The last few years I thought Freud – ahh the unconscious. People have unconscious urges that make them act contrary to how they ought to act.

If you look at Nietzsche, then really the question is to act according to your will. The only akrasia is acting contrary to your will. There is no right and wrong, only will and the capacity to carry out one’s will.

But for Marx there is the struggle between the system and the individual. How much agency, or will, can an individual exercise within a system? Perhaps we act contrary to our will because we are embedded within a system that would prevent us from making proper decisions – from acting rationally. For surely if we acted rationally we would do “the right thing.” This is an epistemic approach – knowledge is about making decisions.

In Marx’s Inferno, the critique presented as Marx’s pov is that people are prevented from getting together with full knowledge of the supply chain and workings of capital and discussing and deciding for themselves what to do. It is not that their actions are hampered but their decision making process -via dialogue – is hampered.

The idea of focusing on thinking vs behavior is echoed in so many fields from psychology to business processes to interface design.
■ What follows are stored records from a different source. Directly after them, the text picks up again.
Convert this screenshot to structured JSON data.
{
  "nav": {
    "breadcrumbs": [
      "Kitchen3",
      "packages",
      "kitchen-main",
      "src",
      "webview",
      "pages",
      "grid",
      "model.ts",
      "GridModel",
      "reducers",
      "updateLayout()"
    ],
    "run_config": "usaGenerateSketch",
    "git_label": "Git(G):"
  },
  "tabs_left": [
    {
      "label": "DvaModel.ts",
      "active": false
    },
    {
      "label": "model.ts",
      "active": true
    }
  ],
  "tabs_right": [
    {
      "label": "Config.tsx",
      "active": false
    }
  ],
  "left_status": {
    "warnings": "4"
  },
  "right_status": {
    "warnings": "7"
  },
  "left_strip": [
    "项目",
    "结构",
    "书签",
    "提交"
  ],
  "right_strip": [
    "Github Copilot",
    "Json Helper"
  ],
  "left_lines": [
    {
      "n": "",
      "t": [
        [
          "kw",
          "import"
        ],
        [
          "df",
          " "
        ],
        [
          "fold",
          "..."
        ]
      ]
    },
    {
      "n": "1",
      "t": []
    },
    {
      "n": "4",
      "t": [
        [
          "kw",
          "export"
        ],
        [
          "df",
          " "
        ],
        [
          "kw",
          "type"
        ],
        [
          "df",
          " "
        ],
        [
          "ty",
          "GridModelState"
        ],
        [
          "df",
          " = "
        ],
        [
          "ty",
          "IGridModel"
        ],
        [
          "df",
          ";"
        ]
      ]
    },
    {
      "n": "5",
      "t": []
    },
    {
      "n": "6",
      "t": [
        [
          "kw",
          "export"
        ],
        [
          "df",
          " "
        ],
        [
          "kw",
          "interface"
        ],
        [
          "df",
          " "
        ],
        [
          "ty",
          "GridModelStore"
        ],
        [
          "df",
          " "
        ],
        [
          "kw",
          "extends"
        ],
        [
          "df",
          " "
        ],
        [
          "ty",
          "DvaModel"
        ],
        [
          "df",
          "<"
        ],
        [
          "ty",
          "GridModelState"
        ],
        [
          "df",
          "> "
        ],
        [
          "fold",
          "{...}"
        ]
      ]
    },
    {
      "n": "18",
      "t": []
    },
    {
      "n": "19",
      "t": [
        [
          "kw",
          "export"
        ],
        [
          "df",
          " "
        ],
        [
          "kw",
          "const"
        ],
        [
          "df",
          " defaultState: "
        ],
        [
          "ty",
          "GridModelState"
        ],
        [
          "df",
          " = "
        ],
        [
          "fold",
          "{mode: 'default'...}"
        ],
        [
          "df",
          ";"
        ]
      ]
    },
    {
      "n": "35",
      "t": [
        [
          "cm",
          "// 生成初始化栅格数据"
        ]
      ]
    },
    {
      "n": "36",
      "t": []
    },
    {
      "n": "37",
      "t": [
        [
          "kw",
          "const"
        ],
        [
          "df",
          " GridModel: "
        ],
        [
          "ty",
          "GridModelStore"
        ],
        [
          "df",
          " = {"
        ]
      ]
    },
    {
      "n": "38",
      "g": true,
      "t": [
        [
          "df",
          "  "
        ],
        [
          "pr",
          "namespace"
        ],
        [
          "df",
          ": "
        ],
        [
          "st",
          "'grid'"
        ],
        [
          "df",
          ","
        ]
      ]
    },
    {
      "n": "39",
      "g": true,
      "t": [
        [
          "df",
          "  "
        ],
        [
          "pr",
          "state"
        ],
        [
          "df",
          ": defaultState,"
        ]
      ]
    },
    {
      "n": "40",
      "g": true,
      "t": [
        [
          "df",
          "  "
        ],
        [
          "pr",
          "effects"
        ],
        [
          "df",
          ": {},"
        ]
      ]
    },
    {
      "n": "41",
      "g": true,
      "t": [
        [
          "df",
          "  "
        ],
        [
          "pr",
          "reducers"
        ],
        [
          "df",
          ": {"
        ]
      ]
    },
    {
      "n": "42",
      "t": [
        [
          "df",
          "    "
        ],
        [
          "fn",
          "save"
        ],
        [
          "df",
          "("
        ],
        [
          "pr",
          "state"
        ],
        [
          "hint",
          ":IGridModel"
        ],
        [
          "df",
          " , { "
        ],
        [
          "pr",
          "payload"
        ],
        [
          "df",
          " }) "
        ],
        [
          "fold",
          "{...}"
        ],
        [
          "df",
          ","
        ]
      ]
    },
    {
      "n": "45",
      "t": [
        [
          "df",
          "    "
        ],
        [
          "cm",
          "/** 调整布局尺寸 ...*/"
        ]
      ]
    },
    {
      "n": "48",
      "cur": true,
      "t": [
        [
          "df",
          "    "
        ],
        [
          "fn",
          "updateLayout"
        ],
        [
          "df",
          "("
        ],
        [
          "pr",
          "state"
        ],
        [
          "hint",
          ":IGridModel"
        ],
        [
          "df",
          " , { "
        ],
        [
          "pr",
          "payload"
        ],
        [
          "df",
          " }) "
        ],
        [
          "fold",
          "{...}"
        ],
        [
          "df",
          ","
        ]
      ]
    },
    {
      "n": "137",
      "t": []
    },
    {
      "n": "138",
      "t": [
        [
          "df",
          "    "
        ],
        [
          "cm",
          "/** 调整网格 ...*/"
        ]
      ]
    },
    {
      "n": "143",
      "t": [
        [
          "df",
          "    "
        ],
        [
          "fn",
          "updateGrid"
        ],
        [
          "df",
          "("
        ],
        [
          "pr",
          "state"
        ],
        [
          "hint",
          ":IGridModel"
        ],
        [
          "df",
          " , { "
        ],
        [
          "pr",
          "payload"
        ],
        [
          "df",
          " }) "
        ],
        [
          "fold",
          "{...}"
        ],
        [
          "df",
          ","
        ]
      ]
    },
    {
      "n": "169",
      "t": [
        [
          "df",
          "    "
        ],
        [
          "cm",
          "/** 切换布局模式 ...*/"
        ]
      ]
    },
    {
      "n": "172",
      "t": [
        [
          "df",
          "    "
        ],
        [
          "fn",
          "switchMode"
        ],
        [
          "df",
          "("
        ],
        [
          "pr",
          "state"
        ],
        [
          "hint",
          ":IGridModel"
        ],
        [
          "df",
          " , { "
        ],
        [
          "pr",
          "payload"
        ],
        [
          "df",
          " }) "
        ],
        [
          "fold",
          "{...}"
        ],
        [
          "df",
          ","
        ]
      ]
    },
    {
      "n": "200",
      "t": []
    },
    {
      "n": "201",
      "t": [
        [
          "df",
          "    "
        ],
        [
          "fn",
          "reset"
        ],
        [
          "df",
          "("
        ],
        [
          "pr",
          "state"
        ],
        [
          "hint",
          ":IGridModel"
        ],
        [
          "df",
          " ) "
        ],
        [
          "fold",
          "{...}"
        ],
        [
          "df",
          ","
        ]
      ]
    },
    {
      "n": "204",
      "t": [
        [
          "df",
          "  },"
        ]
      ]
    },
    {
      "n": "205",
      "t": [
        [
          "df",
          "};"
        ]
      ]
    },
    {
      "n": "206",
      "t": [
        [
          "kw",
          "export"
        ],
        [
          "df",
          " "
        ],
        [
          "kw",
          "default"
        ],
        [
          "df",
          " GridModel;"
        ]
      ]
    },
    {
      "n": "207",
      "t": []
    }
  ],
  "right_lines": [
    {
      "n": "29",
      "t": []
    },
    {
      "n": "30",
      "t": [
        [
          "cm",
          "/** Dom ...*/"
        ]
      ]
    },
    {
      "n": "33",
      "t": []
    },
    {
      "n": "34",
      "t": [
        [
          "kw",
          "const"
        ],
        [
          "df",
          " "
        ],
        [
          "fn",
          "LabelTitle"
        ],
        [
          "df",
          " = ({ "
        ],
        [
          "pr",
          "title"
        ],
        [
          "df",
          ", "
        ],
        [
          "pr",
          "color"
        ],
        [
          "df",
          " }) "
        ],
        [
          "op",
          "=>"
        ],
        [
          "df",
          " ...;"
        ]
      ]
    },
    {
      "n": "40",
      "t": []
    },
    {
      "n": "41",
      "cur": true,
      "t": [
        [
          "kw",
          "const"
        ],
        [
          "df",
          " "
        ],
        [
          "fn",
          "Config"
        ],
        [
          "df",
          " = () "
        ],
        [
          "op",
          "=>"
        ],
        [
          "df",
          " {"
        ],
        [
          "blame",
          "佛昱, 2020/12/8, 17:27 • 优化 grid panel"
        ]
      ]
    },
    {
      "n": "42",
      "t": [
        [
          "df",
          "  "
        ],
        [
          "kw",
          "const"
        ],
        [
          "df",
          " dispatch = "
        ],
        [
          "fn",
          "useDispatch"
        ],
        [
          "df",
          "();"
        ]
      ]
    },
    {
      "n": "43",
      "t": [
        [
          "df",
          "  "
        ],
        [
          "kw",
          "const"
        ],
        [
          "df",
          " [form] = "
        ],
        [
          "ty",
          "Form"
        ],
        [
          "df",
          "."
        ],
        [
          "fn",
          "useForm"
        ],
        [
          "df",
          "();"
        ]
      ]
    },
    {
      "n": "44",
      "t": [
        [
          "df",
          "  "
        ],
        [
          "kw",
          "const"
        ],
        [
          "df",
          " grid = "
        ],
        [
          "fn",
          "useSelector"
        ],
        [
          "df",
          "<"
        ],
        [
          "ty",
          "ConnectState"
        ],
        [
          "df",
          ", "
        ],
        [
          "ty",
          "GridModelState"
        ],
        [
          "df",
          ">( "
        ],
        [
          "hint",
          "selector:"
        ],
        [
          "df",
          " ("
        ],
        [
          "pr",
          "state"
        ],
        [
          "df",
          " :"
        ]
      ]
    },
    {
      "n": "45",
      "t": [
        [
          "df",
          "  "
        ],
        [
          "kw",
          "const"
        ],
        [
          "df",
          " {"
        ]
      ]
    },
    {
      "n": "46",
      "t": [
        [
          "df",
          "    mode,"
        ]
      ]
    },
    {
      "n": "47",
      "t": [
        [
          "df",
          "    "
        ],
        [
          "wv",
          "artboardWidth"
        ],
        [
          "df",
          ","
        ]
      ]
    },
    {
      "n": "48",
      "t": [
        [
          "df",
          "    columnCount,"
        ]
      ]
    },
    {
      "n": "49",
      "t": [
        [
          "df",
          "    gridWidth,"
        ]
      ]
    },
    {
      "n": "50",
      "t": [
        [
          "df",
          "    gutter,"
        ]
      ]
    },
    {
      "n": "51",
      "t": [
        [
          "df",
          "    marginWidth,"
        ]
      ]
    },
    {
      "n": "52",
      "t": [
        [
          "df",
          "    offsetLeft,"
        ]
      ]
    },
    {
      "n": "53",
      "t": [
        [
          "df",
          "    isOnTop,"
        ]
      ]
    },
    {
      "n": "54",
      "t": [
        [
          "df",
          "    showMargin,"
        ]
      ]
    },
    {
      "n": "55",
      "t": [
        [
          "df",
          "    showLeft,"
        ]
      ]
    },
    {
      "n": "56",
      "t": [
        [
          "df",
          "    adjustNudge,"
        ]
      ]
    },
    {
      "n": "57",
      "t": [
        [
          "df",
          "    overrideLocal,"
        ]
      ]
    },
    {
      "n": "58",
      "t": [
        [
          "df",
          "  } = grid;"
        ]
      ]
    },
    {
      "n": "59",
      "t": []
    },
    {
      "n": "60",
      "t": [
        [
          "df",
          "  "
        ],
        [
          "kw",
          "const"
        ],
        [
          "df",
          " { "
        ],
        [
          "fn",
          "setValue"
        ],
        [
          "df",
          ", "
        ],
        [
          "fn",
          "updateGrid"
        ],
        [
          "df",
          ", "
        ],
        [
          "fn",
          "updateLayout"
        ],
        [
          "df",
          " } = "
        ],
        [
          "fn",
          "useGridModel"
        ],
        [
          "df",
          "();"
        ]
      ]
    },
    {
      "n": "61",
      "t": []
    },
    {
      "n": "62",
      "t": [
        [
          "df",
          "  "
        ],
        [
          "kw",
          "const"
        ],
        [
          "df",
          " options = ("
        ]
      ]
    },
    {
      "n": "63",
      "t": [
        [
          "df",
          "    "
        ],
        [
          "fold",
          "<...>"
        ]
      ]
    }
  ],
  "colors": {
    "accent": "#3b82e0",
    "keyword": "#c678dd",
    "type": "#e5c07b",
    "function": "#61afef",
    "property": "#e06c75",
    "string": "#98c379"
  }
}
I think of Thaler and Sunstein’s Nudge Theory and how to create behavioral systems that nudge people to act in a certain way while leaving a modicum of freedom to exercise choice. But perhaps the real goal should be to nudge people to make better decisions and to use dialogue, to self educate, etc rather than to restrict or guide action.

Back to akrasia… what kind of sin is this? What is the sin of acting within a structure, without full agency? It is a sin that exists in limbo not in hell. It is with the other sins of the weakness of will (akrasia).   

 

Back to my initial point. Within the system of capital there are multiple sins, with their own punishment and their own severity. The sin of limbo is akrasia, a sin of structure, or lack, or bad luck. The first sin of hell is the sin of exploitation, of surplus capital…  ie force and fraud.